A dentista Taynara Martins, 22, já precisou usar a contracepção de emergência quatro vezes, após fazer sexo sem preservativo. Ela costumava tomar a pílula de uso contínuo, mas tinha muitas dores de cabeça. “Também esquecia muito de tomar, até três dias seguidos. Decidi parar”, conta.
A pílula de uso contínuo é o método mais comum entre as mulheres em idade fértil e sexualmente ativas de São Paulo. Ela foi mencionada por 26,4% das entrevistadas. Em seguida, aparece a camisinha masculina, com 18,6%, os hormonais injetáveis, com 10,8%, e a combinação de pílula e camisinha, 8,7%. A laqueadura e a vasectomia tiveram 8,1% e 6,2%, respectivamente.
O estudo segue a metodologia da PNDS, uma pesquisa nacional do Ministério da Saúde que ocorria a cada dez anos. “Estávamos preparando a PNDS 2016, mas ela não pôde ser feita por falta de dinheiro. Resolvi fazer em SP para não ficar mais de dez anos sem dados de contracepção”, diz Lago.

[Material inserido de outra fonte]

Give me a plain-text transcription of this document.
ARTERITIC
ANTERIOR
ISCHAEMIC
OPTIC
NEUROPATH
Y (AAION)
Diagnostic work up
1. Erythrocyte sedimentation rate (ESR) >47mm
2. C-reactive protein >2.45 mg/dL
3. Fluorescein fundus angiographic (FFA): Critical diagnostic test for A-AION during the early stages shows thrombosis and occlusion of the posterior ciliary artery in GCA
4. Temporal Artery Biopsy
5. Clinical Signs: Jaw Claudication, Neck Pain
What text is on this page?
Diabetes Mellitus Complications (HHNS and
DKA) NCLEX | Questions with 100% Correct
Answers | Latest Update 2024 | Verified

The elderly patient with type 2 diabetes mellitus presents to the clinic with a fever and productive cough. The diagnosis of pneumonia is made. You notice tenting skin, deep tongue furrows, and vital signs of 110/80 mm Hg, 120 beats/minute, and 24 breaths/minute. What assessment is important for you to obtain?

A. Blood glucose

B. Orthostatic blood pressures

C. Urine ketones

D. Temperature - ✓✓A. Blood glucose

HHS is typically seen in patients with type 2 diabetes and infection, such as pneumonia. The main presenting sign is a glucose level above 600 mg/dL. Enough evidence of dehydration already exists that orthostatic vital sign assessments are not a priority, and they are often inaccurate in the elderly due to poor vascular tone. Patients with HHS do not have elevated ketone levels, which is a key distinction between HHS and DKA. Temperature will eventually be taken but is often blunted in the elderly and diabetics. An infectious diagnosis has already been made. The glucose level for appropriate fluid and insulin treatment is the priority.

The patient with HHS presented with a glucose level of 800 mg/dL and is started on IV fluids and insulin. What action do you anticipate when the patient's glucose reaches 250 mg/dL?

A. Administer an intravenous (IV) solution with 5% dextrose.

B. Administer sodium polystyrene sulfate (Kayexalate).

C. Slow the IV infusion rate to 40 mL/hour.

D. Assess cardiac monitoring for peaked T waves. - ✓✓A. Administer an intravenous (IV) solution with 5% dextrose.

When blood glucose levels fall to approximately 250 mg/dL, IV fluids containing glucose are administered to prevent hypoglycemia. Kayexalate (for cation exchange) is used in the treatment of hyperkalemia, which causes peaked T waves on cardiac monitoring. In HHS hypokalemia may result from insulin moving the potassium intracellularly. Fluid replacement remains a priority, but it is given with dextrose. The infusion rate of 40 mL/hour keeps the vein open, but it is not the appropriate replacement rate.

Segundo ela, o estudo atual mostra uma queda vertiginosa da laqueadura, que por décadas foi o principal contraceptivo feminino no país. Na PNDS de 2006, ela já havia sido ultrapassada pela pílula, mas 21,8% das brasileiras em idade fértil estavam esterilizadas. “Pela primeira vez vemos a taxa de laqueadura bem próxima da vasectomia, algo inédito”, diz Lago. “Tipicamente a mulher fazia laqueadura para encerrar a reprodução após vários filhos, o que se tornou mais raro.” Além disso, a oferta no SUS também ficou mais restrita com a lei de 1997, que mudou os critérios para a laqueadura. A redução é considerada positiva por muitos especialistas, pois há uma alta taxa de arrependimento após a cirurgia.
“A sociedade mudou, as pessoas se divorciam mais, e a laqueadura é permanente. É bom para a mulher poder usar um método reversível e engravidar de novo”, afirma Luis Guillermo Bahamondes, presidente do Centro de Pesquisas em Saúde Reprodutiva de Campinas e professor de ginecologia da Unicamp.
A prevalência de contraceptivos na cidade, de 84,8%, é alta, assim como a verificada no país em 2006. “O Brasil está no grupo de países com alta prevalência, como Canadá, EUA e muitos da Europa”, diz Lago. Entretanto, das mulheres que tiveram filhos nos últimos cinco anos na capital, 52% disseram que ao menos um não foi planejado. “Na França, o uso de contraceptivos é de quase 90%, e há 40% de gestações não planejadas. Só que elas não vão adiante porque o aborto é legalizado”, diz Lago.
O uso intermitente do contraceptivo contribui para a taxa de gestações indesejadas. Além disso, os anticoncepcionais têm falhas, principalmente no chamado uso corrente. “Pílula é ótimo, mas precisa tomar todo dia. No uso corrente, com mulheres reais, a falha chega a 12%. Já a do DIU é de 0,5%. Faz muita diferença”, diz Bahamondes.
Com base na pesquisa e na taxa de falha de cada método, Lago estimou o número de mulheres que engravidariam por ano, com anticoncepcionais, na capital: 70.847. “Isso rompe com aquele preconceito de que a mulher que engravida sem querer é irresponsável. Os métodos não são perfeitos”, diz Lago.
A pesquisadora se preocupa com o crescimento dos métodos hormonais. Na capital, 45,9% das mulheres usam pílula ou injetáveis. “Nós ainda não sabemos se tornar a anticoncepção basicamente hormonal terá efeitos negativos na saúde.” Bahamondes discorda: “Não faz mal tomar pílula por muitos anos. Tem benefícios”.
Outra preocupação de Lago é que 18% das mulheres entre 40 e 44 anos na capital usam pílula —os riscos de tromboembolismo aumentam depois dos 39 anos. “É contraindicado. São poucas, mas não deveria ter nenhuma”, diz ela. Também por esse motivo, Lago e outros especialistas dizem que o governo deve investir no DIU, mais eficiente que a pílula. Apenas 2,5% das mulheres relatou ter DIU na capital.